In times gone by, the redundancy of a law hasn’t stopped the Golden State from layering mandates, but not on Brown’s watch. When presented with a law to amend the Education Code, forcing school districts of choice to give attendance priority to students who meet special criteria, Brown notified the state Senate that “current law already contains appropriate safeguards” and that he sees no evidence to suggest that a problem even exists that would warrant a statewide directive such as that stipulated in SB 745.
Similarly, Yee’s other gem, the ‘Civil rights: language restrictions’ bill (SB 111) was met with disapproval over its superfluity. The governor vetoed it to prevent costly litigation for businesses that “run afoul of this measure without any malice or bad intent.”
At times, Brown’s rejoinders read like excerpts from a dissertation on political philosophy, one emanating from the heart of a minarchist libertarian rather than a liberal. When vetoing SB 105 (another by Yee), Brown wrote:
“While I appreciate the value of wearing a ski helmet, I am concerned about the continuing and seemingly inexorable transfer of authority from parents to the state.”
The bill seeks to impose a $25 fine on kids who are caught skiing or snowboarding without a protective helmet. Brown’s veto message had this erudite addition:
“Not every human problem deserves a law. I believe parents have the ability and responsibility to make good choices for their children.”

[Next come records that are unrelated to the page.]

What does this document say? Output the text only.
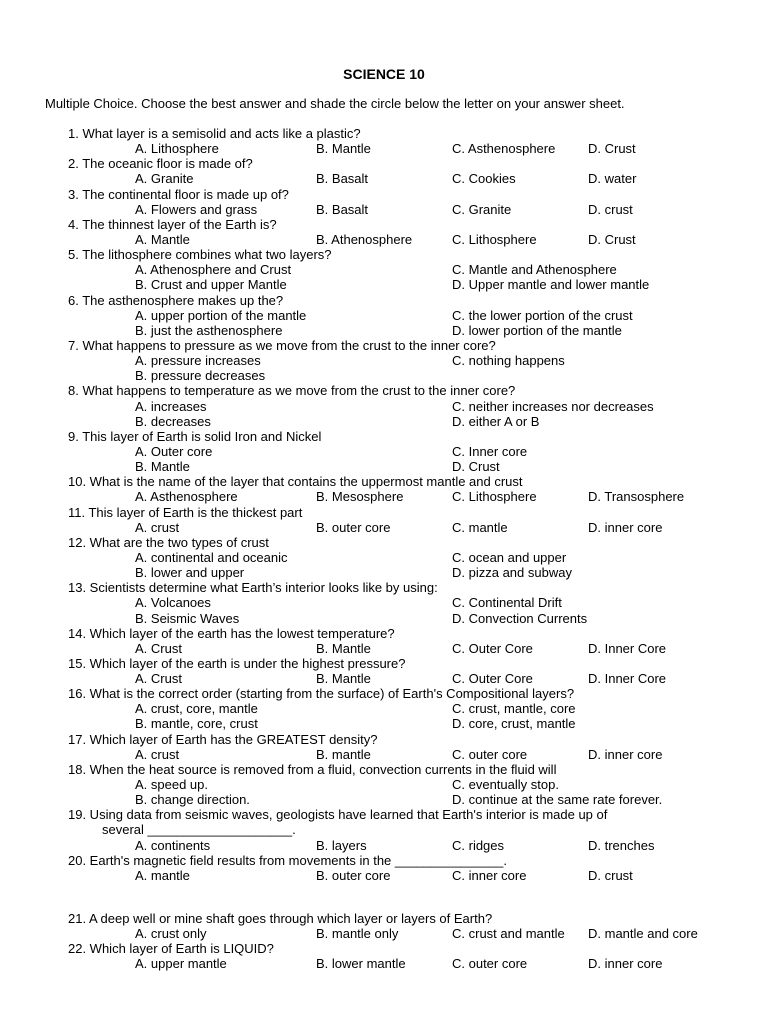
SCIENCE 10
Multiple Choice. Choose the best answer and shade the circle below the letter on your answer sheet.
1. What layer is a semisolid and acts like a plastic?
A. Lithosphere	B. Mantle	C. Asthenosphere	D. Crust
2. The oceanic floor is made of?
A. Granite	B. Basalt	C. Cookies	D. water
3. The continental floor is made up of?
A. Flowers and grass	B. Basalt	C. Granite	D. crust
4. The thinnest layer of the Earth is?
A. Mantle	B. Athenosphere	C. Lithosphere	D. Crust
5. The lithosphere combines what two layers?
A. Athenosphere and Crust	C. Mantle and Athenosphere
B. Crust and upper Mantle	D. Upper mantle and lower mantle
6. The asthenosphere makes up the?
A. upper portion of the mantle	C. the lower portion of the crust
B. just the asthenosphere	D. lower portion of the mantle
7. What happens to pressure as we move from the crust to the inner core?
A. pressure increases	C. nothing happens
B. pressure decreases
8. What happens to temperature as we move from the crust to the inner core?
A. increases	C. neither increases nor decreases
B. decreases	D. either A or B
9. This layer of Earth is solid Iron and Nickel
A. Outer core	C. Inner core
B. Mantle	D. Crust
10. What is the name of the layer that contains the uppermost mantle and crust
A. Asthenosphere	B. Mesosphere	C. Lithosphere	D. Transosphere
11. This layer of Earth is the thickest part
A. crust	B. outer core	C. mantle	D. inner core
12. What are the two types of crust
A. continental and oceanic	C. ocean and upper
B. lower and upper	D. pizza and subway
13. Scientists determine what Earth’s interior looks like by using:
A. Volcanoes	C. Continental Drift
B. Seismic Waves	D. Convection Currents
14. Which layer of the earth has the lowest temperature?
A. Crust	B. Mantle	C. Outer Core	D. Inner Core
15. Which layer of the earth is under the highest pressure?
A. Crust	B. Mantle	C. Outer Core	D. Inner Core
16. What is the correct order (starting from the surface) of Earth's Compositional layers?
A. crust, core, mantle	C. crust, mantle, core
B. mantle, core, crust	D. core, crust, mantle
17. Which layer of Earth has the GREATEST density?
A. crust	B. mantle	C. outer core	D. inner core
18. When the heat source is removed from a fluid, convection currents in the fluid will
A. speed up.	C. eventually stop.
B. change direction.	D. continue at the same rate forever.
19. Using data from seismic waves, geologists have learned that Earth's interior is made up of
several ____________________.
A. continents	B. layers	C. ridges	D. trenches
20. Earth's magnetic field results from movements in the _______________.
A. mantle	B. outer core	C. inner core	D. crust
21. A deep well or mine shaft goes through which layer or layers of Earth?
A. crust only	B. mantle only	C. crust and mantle D. mantle and core
22. Which layer of Earth is LIQUID?
A. upper mantle	B. lower mantle	C. outer core	D. inner core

On more than one occasion Brown spoke wisdom to the age-old question of what is the proper deterrent for a victimless crime. Ratcheting up fines on those who drive while using a cell phone won’t help deter the infraction, which is penalized enough for “people of ordinary means,” he wrote in his veto message to SB 28.
SB 448 by state Sen. Mark DeSaulnier (D-Concord) would require paid workers who gather ballot initiative signatures to wear an identifying button. When striking down that bill, Brown wrote:
“If it is acceptable to force paid signature gatherers to place identifying badges on their chests, will similar requirements soon be placed on paid campaign workers? I choose not to go down this slippery slope where the state decides what citizens must wear when petitioning their government.”
Brown rejected only one Republican-authored law that came on the last leg of the legislative session. The reason Brown returned Assembly member Martin Garrick’s (R-Carlsbad) AB 274 without a signature was, ironically enough, that the measure would add one bureaucratic step too many in the Unemployment Insurance claim notification process.
Believe it or not, the list of daring statements goes on. It remains to be seen if this right-of-center prose is simply part of a political strategem or the product of a genuine belief in the need for fiscal austerity. Either way, Brown is proving that by acting as an Independent, he can elegantly speak truth to power — the unavoidable truth that is framed by dollar signs and red ink.